Он шел степью, удаляясь от места собачьего побоища. Был слаб, спотыкался. Хотелось есть. Жажда его больше не мучила, арык напоил его на многие часы, но голод глодал его, снедал его плоть, и голодная ядовитая слюна жгла гортань. Он жадно искал, что можно было бы сжевать. Помутненно думал о еде, его преследовали съестные вкусы и запахи, он глотал слюну, а вместе с ней горечь и желчь. Степь была покрыта толстой коростой, вся в черных стебельках сгоревшей полыни, у которой не было ни вкуса, ни эфирного запаха. Степь была мертва, без плодов и злаков, В ней не было водоема с плещущей рыбой, не было гнезда с птичьими яйцами, не скакали кузнечики, которыми утоляли голод пророки, не пахло медом диких пчел, услаждавших отшельников. Степь сухо шелестела и мертвенно поблескивала, словно из нее торчали маленькие блестящие гвозди.

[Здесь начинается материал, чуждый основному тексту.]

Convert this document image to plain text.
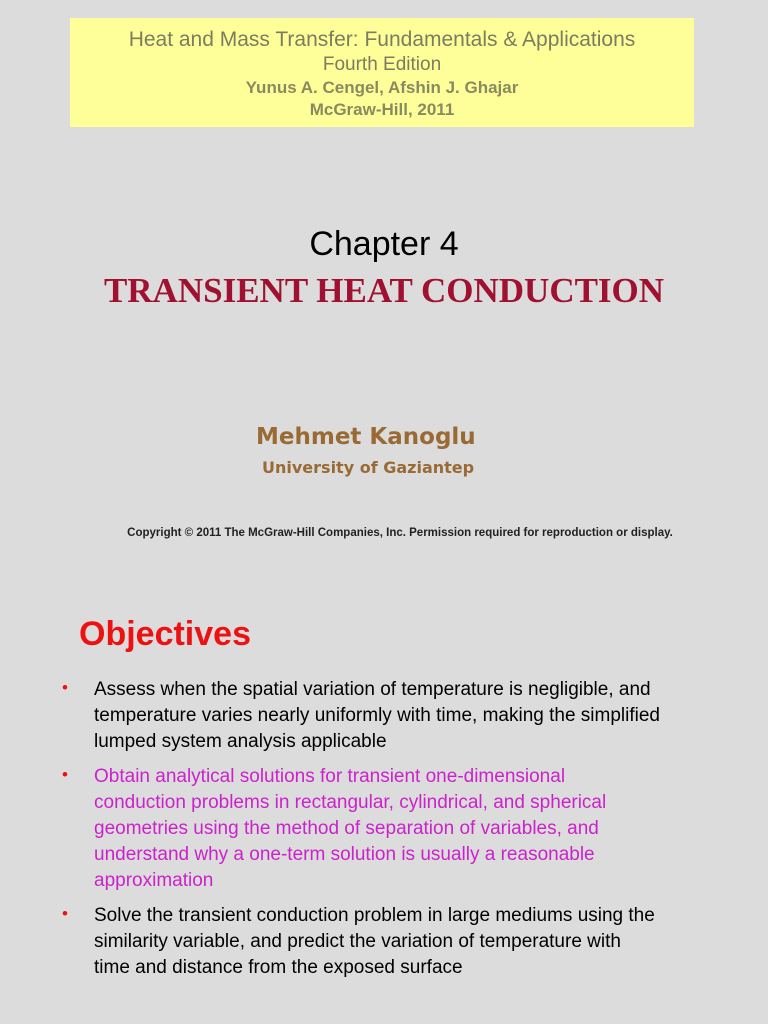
Heat and Mass Transfer: Fundamentals & Applications
Fourth Edition
Yunus A. Cengel, Afshin J. Ghajar
McGraw-Hill, 2011
Chapter 4
TRANSIENT HEAT CONDUCTION
Mehmet Kanoglu
University of Gaziantep
Copyright © 2011 The McGraw-Hill Companies, Inc. Permission required for reproduction or display.
Objectives
• Assess when the spatial variation of temperature is negligible, and temperature varies nearly uniformly with time, making the simplified lumped system analysis applicable
• Obtain analytical solutions for transient one-dimensional conduction problems in rectangular, cylindrical, and spherical geometries using the method of separation of variables, and understand why a one-term solution is usually a reasonable approximation
• Solve the transient conduction problem in large mediums using the similarity variable, and predict the variation of temperature with time and distance from the exposed surface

Он сел, чтобы пережить приступ голодного обморока. И увидел у самой земли иссохшие стебельки, усыпанные крохотными оранжевыми плодами. Они были удлиненные, как барбарис, размером с муравьиное яйцо. Он оторвал ягодку и разжевал. Сквозь плотную кожицу на язык брызнула сладковатая капля, выдавилась едва ощутимая мякоть. В сердцевине находилось жесткое семечко, и Суздальцев проглотил его, не разжевывая. Вкус был незнакомый, но дразняще приятный. Суздальцев собрал в ладонь все плоды до единого, ссыпал в рот и стал жевать, всасывая сок и мякоть, глотая крохотные косточки.

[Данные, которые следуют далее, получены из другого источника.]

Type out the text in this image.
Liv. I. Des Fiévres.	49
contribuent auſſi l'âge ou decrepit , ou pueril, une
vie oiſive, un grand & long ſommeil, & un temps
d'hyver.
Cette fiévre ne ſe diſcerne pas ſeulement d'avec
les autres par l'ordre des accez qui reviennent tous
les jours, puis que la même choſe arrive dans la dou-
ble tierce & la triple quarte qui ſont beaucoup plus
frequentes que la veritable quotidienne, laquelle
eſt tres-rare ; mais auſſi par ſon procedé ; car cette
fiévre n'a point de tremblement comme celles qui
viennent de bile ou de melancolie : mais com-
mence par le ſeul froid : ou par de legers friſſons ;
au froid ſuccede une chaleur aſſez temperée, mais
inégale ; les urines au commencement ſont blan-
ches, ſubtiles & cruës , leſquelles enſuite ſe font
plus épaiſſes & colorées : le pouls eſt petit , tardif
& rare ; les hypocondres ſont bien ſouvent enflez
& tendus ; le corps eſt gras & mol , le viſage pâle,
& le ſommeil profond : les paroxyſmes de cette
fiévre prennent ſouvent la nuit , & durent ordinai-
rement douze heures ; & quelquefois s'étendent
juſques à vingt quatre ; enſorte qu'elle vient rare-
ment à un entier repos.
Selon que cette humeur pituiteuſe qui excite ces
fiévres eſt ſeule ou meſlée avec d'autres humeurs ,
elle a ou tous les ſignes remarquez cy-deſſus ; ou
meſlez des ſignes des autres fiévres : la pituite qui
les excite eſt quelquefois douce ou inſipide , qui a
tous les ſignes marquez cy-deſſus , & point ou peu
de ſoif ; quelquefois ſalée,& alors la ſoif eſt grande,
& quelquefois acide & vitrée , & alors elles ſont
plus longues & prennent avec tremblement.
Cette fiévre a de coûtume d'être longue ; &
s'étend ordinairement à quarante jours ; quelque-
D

Обобрав один кустик, он стал искать следующий, но не находил подобного среди щетинистых мертвых полыней. Быть может, случайная птица принесла из далеких предгорий одинокое семечко, и оно проросло, одарив его, Суздальцева, своими оранжевыми плодами. Он поблагодарил незнакомую птицу и двинулся дальше.
Он вдруг ощутил странное облегчение, словно исчезла его усталость, и по телу полилась свежая бодрящая сила. Голова его просветлела, мысли расширились, а вместе с ними расширилась степь, утратила свой стальной беспощадный блеск, стала розоветь, зеленеть, наполняться разноцветными соками, как случается на весенних опушках, когда кусты, разбуженные теплом, еще без листвы , наполняются алыми, малиновыми, золотыми и изумрудными соками, сияют среди последних снегов.
Ему стало вдруг хорошо и весело. Хорошо потому, что исчезли горечь во рту и боль в ранах, а весело потому, что он стал невесом, шел, не касаясь земли, отталкиваясь, висел и парил в воздухе, и ему хотелось плавно перевернуться, как космонавту.
Он вдруг понял, что не один. Еще не знал, кто находится близко, но присутствие живого, неопасного, а, напротив, благоволящего ему существа он ощущал.
Внезапно это существо появилось. Это была высокая женщина, смуглая, почти черная, босоногая, что грациозно ступала впереди него и оглядывалась, словно подзывала. У нее были большие округлые с яркими белками глаза, полные губы, худая стройная шея, на которой небольшая темноликая голова казалась выточенной из черного дерева. Так выглядели эфиопские женщины у храма в Лалибелле, куда его однажды занесла судьба. Или африканские маски, одну из которых он купил в Дакаре. Но она могла быть древней египтянкой, ибо в ее мелких темных кудряшках красовался пернатый, из раскрашенных перьев убор, делавший ее похожей на птицу.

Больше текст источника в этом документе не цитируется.